Confocal Optical Microscope / Micro-Raman / AFM / SNOM
Near-Field MicroscopeThe WiTec AlphaSNOM™ system performs multiple functions by simply switching some components. These functions include general and confocal optical microscopy with submicron diffraction-limited spatial resolution, scanning micro-Raman spectroscopy with spectral-imaging capability and multiple laser excitation sources, atomic force microscopy, scanning near-field optical microscopy with a spatial resolution less than 100 nm.
 
High-Resolution Spectroscopy

This lab has several dedicated lasers and spectrometers for spectroscopy.

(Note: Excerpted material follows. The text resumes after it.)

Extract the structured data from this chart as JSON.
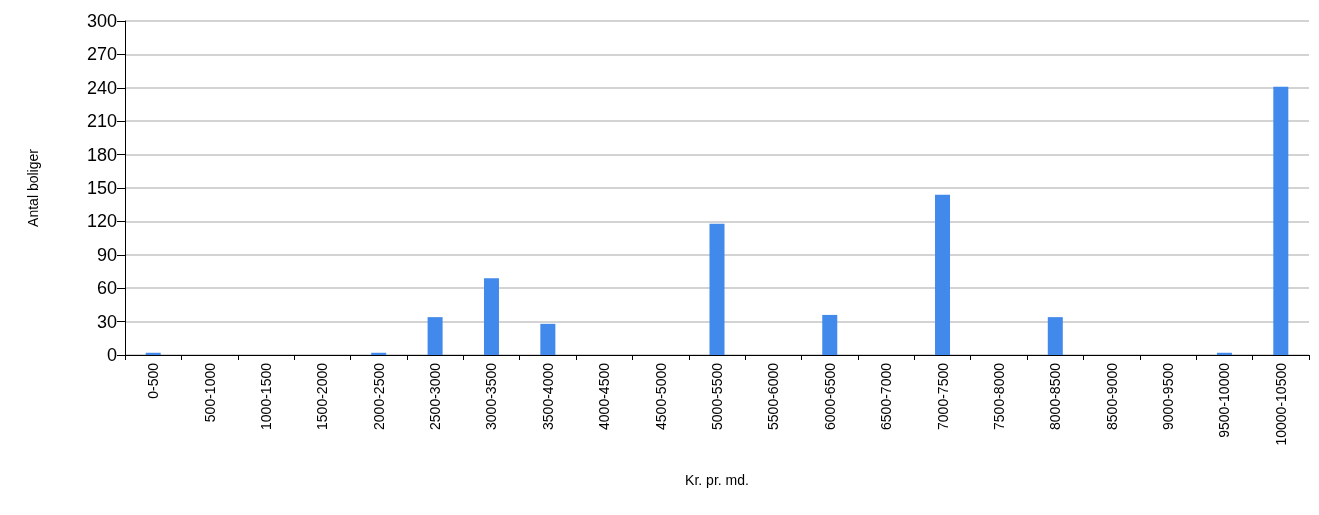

There is an argon ion laser with discrete visible wavelengths from 457 to 514 nm, a krypton laser with wavelengths 646 and 674 nm, and a tunable titanium sapphire laser from 750 to 850 nm. There is a triple monochromator useful for low wavenumber shifts with a liquid nitrogen cooled CCD detector. There is a 0.85-m double monochromator coupled with a CCD detector or with a PMT and a photon counter for high-resolution spectroscopy.

 
Picosecond Spectroscopy
The picosecond lab has a modelocked picosecond laser that seeds a regenerative amplifier. The nd:yag based system has a fundamental wavelength of 1064 nm and pulse duration of 100 ps. This can be frequency doubled to 532 nm and frequency tripled to 355 nm. The modelocked laser has an average power of 600 mW at 532 nm and an 76 MHz repetition rate for an energy of about 8 nanojoules per pulse. The regenerative amplifer has an average power of 10 mW and repetition rate of 1000 Hz for an energy per pulse of 10 microjoules.


 
Femtosecond Spectroscopy
The femtosecond lab has a mode-locked femtosecond laser that seeds a regenerative amplifer. The titanium:sapphire based mode-locked laser operates at 800 nm and produces 100-fs pulses at 800 nm. The average power is 300 mW which gives an energy of 3.8 nanojoules per pulse. The regenerative amplifer produces an average power of 300 mW at a repetition rate of 1000 Hz for a pulse energy of 0.3 millijoules. Second and third harmonics at 400 nm and 266 nm are available. Additionally, there is an Optical Parametric Amplifier (OPA) that can give a continuous tuning range of 1.3 micron to 1.5 micron.